A Jewish dying row inmate who was a part of a gang of prisoners who fatally shot a police officer in 2000 after that they had escaped ought to have his conviction overturned and get a brand new trial as a result of the decide who presided over his case “harbored antisemitic bias,” in keeping with a court docket ruling.
Lawyers for Randy Halprin have contended that former Judge Vickers Cunningham in Dallas used racial slurs and antisemitic language to confer with the inmate and a few of his codefendants.
Halprin, 45, was among the many group of inmates generally known as the “Texas 7,” who escaped from a South Texas jail in December 2000 after which dedicated quite a few robberies, together with the one by which they shot 29-year-old Irving police officer Aubrey Hawkins 11 instances, killing him, in the course of the theft of a sporting items retailer.
Of the seven inmates who escaped, one killed himself earlier than the group was arrested. Four have been executed, whereas Halprin and one other, Patrick Murphy, await execution.
“Cunningham not only harbored antisemitic bias at the time of trial, but … he did not or could not curb the influence of that bias in his judicial decision-making,” state District Judge Lela Mays wrote in a ruling issued late Monday night time from Dallas.
Mays wrote that Cunningham used racist, homophobic and antisemitic slurs to confer with Halprin and the opposite escaped inmates tried in his court docket.
“As a judge with the power to influence the trials, Judge Cunningham’s use of these terms to refer to the co-defendants was racist because it combined the attribution of group characteristics with the exercise of power over them.”
Cunningham stepped down from the bench in 2005 and is now an legal professional in non-public observe in Dallas.
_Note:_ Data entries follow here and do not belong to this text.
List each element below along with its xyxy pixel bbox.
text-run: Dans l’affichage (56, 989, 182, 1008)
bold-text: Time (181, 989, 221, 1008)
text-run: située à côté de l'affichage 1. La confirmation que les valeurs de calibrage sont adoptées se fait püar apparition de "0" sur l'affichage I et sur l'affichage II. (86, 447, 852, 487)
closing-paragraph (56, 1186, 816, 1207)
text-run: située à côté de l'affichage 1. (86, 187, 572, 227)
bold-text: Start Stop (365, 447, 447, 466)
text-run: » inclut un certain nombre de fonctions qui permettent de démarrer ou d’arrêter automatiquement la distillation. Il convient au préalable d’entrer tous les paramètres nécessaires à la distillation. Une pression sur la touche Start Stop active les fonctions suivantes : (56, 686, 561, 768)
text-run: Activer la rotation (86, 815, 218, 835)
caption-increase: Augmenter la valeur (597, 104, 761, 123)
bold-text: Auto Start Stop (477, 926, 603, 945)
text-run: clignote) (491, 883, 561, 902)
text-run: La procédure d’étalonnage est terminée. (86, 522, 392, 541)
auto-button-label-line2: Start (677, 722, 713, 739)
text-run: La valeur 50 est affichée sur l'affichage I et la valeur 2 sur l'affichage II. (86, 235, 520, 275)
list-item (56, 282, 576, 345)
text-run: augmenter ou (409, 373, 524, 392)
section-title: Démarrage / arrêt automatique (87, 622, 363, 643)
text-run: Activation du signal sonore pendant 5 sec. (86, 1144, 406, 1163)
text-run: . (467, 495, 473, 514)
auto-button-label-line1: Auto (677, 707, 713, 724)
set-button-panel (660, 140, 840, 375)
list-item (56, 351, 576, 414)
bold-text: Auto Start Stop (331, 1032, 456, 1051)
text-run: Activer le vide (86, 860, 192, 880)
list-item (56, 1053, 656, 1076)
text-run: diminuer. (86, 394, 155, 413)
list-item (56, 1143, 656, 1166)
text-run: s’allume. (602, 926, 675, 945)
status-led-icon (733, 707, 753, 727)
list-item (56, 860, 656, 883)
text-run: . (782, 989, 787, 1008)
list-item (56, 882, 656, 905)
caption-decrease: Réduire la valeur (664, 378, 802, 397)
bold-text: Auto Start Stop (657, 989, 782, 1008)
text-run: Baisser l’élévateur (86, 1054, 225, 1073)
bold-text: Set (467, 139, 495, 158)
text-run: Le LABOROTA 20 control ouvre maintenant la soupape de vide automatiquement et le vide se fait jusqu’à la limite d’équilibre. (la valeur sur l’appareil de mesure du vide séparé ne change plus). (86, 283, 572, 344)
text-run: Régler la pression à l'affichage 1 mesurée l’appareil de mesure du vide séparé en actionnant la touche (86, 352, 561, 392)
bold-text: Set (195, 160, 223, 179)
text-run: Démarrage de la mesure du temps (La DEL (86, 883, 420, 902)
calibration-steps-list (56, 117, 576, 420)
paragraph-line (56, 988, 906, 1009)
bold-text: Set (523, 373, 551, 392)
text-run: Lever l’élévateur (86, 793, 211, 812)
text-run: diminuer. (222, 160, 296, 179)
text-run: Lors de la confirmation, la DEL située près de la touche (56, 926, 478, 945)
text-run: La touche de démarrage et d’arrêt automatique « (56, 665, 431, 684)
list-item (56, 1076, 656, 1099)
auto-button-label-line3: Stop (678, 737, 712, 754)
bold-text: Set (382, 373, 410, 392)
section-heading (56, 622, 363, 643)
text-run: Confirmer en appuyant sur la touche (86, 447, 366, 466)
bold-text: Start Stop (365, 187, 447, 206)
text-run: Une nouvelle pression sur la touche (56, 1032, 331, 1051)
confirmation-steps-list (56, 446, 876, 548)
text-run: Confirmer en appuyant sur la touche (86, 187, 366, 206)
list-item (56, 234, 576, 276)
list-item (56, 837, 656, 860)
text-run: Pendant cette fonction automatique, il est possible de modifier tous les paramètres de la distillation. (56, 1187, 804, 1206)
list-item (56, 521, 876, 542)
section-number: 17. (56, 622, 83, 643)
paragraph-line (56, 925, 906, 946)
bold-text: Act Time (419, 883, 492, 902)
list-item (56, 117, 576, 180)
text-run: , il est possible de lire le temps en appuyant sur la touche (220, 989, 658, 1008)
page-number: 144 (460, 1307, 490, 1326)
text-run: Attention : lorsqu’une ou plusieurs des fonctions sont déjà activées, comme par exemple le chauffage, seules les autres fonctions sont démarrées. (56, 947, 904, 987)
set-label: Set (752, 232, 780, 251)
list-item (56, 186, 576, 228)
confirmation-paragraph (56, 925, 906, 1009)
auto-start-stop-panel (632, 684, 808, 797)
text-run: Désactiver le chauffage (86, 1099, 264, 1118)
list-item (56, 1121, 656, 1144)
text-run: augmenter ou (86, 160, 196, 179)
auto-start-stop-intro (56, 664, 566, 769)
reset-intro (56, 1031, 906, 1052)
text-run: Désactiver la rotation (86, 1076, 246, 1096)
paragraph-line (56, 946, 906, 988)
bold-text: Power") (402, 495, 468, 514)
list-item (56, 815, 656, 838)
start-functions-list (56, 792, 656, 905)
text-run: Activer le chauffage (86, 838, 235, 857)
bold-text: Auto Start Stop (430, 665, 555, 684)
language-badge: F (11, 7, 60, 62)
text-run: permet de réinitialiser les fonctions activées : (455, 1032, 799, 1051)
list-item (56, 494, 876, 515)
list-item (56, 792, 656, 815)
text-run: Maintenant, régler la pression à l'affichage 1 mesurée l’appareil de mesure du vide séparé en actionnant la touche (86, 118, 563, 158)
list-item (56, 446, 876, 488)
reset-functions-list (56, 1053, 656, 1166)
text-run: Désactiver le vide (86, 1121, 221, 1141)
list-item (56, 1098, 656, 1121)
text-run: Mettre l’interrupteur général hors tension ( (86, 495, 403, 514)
His workplace stated Tuesday he wouldn’t be commenting on Halprin’s case.
Halprin’s case shall be forwarded to the Texas Court of Criminal Appeals, which can make the ultimate choice on whether or not his conviction is overturned, and if he will get a brand new trial. The appeals court docket had halted Halprin’s execution in 2019.
“The Constitution allows only one remedy in cases of judicial bias, and that is to vacate the biased court’s judgment and start over with the chance at a fair trial before an unbiased judge. We are confident the Texas Court of Criminal Appeals will follow the law, accept the State’s concessions, and adopt the trial court’s recommendations,” Tivon Schardl, one in every of Halprin’s attorneys, stated in an announcement Tuesday.
In April of 2020, the U.S. Supreme Court declined to take up the case. At the time, Justice Sonia Sotomayor wrote that the details Halprin offered are “deeply disturbing,” however she nonetheless agreed with the choice to not hear his case.
In October 2021, Mays had discovered that Cunningham had violated Halprin’s proper to a good trial and really helpful overturning his dying sentence. But the appeals court docket in May had ordered an evidentiary listening to to be held earlier than it might think about the case.
Mays’ choice on Monday comes after a three-day trial in August in Dallas by which a number of witnesses, together with Cunningham’s brother and two lifelong household pals, testified that the previous decide had continuously used specific antisemitic and racial slurs earlier than and after Halprin’s 2003 trial in reference to him and a number of other of the opposite escaped inmates.
The Tarrant County District Attorney’s Office had been appointed to deal with authorized points associated to Halprin’s allegations after the Dallas County District Attorney’s Office, which prosecuted the case, was disqualified from collaborating.
In September, Tarrant County prosecutors filed court docket paperwork by which they stated Halprin ought to get a brand new trial as a result of Cunningham confirmed “actual bias” towards the inmate.
Cunningham has denied allegations of racial bigotry after telling the Dallas Morning News in 2018 he has a residing belief that rewards his youngsters for marrying straight, white Christians. He had opposed interracial marriages however later instructed the newspaper that his views on such marriages have advanced. In her ruling, Mays described Cunningham’s views as “the avowal” of a white Christian nationalist ideology.